Phenology Site!

Welcome to my Phenology blog spot for 2023, a spot in the woods I found close to campus just off a trail that cuts between the Burlington Country Club and a Bio-Research Complex. To get to this spot I walk down the bike path alongside Spear St, past the UVM Dairy Barn, and turn right onto a road that leads into the Bio-Research Complex. A snow-covered dirt path leads off into a strip of woods running parallel to the golf course, and I walk on this till I find my spot.

I first noticed this specific area earlier this year, I run a loop around the golf course that takes this path, and there’s a big, dead, white pine that sits just off the path in the woods. It’s short but wide and has a lot of branches coming out of the trunk around my shoulder height, so it looks a little out of place where it’s surrounded by smaller hardwood trees like striped maples and basswood.

This spot has been visited by more than just me when I get there. My phone died in the middle of my trip so I didn’t get pictures, but squirrel tracks surround the bottom of the tree, and the snow is slightly dug up at the base, where scattered walnut shells are lying, remnants of the squirrel finding it’s hidden food for winter.
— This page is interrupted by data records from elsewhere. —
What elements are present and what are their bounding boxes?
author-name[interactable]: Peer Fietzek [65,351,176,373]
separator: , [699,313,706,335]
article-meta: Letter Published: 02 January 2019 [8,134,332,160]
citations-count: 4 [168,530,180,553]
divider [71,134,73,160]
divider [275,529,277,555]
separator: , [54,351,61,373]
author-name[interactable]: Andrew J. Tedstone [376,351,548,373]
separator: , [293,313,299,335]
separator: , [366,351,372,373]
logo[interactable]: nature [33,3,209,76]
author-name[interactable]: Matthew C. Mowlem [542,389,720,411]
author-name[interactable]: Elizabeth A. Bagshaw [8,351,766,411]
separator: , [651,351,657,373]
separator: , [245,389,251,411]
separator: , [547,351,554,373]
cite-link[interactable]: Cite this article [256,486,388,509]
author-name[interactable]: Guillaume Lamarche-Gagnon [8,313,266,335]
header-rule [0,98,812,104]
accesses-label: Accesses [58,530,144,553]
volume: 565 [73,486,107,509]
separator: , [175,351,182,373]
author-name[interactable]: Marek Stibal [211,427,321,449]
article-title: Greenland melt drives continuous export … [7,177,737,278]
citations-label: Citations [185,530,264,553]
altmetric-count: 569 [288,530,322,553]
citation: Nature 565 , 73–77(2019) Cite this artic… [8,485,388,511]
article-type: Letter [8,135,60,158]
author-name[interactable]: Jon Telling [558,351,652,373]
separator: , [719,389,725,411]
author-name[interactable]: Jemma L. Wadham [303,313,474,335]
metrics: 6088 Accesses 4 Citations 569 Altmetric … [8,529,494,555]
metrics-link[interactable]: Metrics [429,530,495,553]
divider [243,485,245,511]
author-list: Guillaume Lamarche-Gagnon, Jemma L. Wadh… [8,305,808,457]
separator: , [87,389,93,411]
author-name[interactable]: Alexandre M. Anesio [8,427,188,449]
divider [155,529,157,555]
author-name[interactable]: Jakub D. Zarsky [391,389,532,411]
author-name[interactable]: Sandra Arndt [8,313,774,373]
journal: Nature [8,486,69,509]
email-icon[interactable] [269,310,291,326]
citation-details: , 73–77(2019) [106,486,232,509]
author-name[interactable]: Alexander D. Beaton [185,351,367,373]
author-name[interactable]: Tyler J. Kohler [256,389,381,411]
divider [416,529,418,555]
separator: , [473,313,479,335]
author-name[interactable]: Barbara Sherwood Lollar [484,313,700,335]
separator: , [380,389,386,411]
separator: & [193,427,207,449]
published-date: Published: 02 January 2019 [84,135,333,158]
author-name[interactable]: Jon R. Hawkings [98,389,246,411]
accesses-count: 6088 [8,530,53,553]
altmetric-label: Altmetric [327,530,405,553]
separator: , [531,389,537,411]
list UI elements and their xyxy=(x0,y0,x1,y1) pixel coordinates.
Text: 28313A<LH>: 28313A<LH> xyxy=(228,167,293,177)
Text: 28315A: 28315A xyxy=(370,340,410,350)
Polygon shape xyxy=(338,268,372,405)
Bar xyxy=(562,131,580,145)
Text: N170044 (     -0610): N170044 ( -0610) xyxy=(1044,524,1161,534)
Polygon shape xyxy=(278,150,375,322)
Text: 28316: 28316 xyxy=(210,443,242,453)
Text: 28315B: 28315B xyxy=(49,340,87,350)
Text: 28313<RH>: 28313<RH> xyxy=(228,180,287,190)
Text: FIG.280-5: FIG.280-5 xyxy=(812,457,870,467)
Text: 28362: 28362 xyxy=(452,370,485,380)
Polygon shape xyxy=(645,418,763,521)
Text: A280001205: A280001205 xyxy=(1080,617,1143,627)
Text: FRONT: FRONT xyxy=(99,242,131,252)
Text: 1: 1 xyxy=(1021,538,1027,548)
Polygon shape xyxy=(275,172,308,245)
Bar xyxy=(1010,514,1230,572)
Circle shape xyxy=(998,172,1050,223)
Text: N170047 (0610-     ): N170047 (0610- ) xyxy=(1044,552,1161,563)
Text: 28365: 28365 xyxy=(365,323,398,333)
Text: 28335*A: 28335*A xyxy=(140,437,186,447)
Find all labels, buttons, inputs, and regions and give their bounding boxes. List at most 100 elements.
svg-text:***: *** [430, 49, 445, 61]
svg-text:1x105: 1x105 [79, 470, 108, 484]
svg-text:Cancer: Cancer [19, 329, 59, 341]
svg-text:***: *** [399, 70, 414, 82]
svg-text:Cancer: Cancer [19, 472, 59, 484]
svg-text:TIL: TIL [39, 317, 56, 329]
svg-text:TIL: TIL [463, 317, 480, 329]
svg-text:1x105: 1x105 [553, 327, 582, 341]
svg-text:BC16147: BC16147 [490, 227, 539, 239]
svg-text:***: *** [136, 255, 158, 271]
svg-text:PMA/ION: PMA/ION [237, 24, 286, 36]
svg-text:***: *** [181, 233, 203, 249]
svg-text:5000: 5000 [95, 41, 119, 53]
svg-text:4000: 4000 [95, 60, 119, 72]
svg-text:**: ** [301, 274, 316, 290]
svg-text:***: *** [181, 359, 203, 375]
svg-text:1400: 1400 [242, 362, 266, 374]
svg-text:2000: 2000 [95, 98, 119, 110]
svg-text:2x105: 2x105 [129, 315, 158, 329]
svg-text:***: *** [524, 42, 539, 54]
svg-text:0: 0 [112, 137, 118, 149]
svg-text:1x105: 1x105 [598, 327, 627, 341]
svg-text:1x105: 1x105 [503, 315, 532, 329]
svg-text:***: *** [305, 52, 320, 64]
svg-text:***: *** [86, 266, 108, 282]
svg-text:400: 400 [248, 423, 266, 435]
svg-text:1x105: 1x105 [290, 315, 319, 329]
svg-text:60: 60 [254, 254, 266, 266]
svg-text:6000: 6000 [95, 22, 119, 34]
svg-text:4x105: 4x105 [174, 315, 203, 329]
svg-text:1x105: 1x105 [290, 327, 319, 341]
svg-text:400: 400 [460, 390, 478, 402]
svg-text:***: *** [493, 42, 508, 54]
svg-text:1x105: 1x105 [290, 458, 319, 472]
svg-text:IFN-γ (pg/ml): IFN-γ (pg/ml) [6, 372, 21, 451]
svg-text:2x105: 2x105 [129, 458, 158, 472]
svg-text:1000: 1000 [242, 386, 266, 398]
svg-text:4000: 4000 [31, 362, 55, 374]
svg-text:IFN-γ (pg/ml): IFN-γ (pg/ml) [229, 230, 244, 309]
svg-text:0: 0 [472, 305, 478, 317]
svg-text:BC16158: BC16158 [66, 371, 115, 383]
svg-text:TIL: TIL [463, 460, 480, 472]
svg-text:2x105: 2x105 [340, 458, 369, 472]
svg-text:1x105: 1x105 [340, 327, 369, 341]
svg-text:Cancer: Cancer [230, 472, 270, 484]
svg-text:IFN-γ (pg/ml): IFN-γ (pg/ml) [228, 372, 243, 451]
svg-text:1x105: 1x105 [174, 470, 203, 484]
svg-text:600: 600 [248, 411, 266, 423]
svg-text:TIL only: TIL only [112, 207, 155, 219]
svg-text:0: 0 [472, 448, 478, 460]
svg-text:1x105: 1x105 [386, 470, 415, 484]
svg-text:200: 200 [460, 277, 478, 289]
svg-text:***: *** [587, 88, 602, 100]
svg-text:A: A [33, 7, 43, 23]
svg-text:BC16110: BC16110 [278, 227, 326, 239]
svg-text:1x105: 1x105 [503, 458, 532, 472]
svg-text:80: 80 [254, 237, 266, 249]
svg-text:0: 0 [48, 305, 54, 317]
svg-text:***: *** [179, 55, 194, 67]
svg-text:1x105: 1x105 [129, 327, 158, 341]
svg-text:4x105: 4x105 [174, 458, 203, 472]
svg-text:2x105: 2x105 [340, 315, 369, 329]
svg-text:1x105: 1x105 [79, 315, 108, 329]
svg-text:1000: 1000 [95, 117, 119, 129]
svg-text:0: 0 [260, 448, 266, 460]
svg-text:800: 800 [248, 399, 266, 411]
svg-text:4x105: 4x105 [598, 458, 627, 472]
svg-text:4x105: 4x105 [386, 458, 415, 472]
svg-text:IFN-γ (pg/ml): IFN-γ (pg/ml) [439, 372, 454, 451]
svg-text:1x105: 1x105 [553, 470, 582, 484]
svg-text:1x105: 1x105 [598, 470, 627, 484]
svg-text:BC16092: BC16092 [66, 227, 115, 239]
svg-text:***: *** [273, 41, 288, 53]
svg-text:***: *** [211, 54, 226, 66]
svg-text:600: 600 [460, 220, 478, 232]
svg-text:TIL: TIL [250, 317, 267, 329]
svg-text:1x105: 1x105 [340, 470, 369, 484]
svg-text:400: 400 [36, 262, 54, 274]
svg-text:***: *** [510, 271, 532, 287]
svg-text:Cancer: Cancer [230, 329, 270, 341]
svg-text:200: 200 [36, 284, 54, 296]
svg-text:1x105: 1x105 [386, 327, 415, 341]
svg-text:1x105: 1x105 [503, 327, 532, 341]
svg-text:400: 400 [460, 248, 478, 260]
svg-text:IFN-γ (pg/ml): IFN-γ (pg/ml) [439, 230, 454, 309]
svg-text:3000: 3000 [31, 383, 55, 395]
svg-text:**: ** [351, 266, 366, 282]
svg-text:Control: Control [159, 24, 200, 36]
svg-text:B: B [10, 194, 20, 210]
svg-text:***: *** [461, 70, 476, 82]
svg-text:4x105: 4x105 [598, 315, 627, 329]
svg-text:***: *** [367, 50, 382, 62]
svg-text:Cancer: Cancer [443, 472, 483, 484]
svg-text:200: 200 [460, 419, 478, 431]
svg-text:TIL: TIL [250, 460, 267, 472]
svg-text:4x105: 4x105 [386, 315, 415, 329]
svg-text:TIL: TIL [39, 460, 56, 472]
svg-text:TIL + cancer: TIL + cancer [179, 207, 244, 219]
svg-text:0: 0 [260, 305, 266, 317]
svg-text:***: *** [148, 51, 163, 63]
In the area around I see the distinctive red berries of the Japanese Barberry, an invasive plant that has thrived in the Northeast. The red berries are the only color I can spot in the brown and white, other than a patch of yellow snow left by what looks to be a deer that has left behind tracks. As I leave, snow starts falling a bit more heavily, and continues for a while longer, likely covering up the tracks that I saw, and burying the squirrel’s winter stores even farther under the inches of snow that already cover up the ground.